2. The attic space must have a way in for the air or the fan will suck the moist house air through it, to condense on the roof and rafters;
3. Check for roof leaks, bad flashing, just in case this is a bad roof issue;
4. The side roof/walls (top of the gambrel) are too thin for good insulation, and are not moisture resistant or vented. If the insulation is fiberglass, it must be vented or extremely well sealed (almost impossible), especially at a bathroom (see #1);
5. You may well have to take extreme measures. Based on your description, I would suggest removing the interior wall/celing finishes and the now-wet insulation and using a closed cell spray foam insulation. This is impermeable, will not pass moisture and will exceed any r-value of other products.

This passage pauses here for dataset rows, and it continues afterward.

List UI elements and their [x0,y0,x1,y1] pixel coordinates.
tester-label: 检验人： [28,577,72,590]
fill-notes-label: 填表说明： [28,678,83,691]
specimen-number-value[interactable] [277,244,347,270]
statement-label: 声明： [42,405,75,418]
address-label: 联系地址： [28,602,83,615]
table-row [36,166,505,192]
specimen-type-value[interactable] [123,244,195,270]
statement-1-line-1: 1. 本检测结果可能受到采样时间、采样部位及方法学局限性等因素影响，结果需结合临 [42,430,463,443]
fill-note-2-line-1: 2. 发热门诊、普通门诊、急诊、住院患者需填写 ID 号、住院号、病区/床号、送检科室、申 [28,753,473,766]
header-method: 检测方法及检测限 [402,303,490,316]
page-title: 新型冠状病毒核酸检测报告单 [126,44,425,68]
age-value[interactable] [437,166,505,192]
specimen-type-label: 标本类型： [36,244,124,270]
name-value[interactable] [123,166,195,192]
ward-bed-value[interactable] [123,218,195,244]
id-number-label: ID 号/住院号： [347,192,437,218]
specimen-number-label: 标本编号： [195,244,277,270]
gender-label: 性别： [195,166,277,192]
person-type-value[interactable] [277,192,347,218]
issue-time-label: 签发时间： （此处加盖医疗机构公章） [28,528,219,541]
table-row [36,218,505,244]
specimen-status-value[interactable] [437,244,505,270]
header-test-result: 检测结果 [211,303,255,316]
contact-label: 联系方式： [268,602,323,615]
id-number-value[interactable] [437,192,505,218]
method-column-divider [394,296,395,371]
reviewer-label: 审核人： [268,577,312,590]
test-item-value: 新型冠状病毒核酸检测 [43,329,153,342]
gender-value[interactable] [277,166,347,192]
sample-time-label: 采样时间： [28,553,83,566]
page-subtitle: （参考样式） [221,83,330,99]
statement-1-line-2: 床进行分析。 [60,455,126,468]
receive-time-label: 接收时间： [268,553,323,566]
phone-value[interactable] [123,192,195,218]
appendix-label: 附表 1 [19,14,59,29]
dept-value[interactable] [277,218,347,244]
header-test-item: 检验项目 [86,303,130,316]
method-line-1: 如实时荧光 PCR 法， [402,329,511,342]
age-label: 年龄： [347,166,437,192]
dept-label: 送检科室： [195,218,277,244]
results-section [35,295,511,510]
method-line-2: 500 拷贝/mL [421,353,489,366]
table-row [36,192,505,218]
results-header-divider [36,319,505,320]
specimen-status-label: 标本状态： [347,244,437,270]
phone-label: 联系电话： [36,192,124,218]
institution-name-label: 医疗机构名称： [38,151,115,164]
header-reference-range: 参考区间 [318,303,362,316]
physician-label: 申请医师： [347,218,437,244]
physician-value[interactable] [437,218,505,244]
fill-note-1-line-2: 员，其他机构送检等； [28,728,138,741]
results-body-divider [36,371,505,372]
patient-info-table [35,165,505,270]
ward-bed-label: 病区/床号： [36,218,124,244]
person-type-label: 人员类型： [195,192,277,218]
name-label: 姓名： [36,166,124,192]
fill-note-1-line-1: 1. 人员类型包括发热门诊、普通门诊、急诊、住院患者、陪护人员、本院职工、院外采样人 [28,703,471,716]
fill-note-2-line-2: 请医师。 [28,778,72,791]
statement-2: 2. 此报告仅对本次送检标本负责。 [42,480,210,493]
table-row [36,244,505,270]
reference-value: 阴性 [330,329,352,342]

This may seem extreme (it is) but the moisture, mold and rot will do it for you if you don't. Please note that the roof sheathing must be inspected and replaced if rotted;
6. The earlier suggestion of drilling the 2x6 "mid-ridge" might help if the bottom of the eaves can get a soffit vent like a circular vent in each rafter bay or continuous strip vent installed, and if the insulated upper portions have a channel between the insulation and roof sheating and the main ridge can get a vent (or perhaps a small gable vent with a fan if there is a small attic space at the ridge. But this puts you into step 5 for a better result.

Good luck. This is extremely serious (as I am sure you know)and will be a lot of work to fix right. But if you do it well, your energy costs will drop, and your roof won't rot away. Also, if your recessed lights are going into unconditioned space like the attic floor, they must be air-tight and insulated cans, not standard units.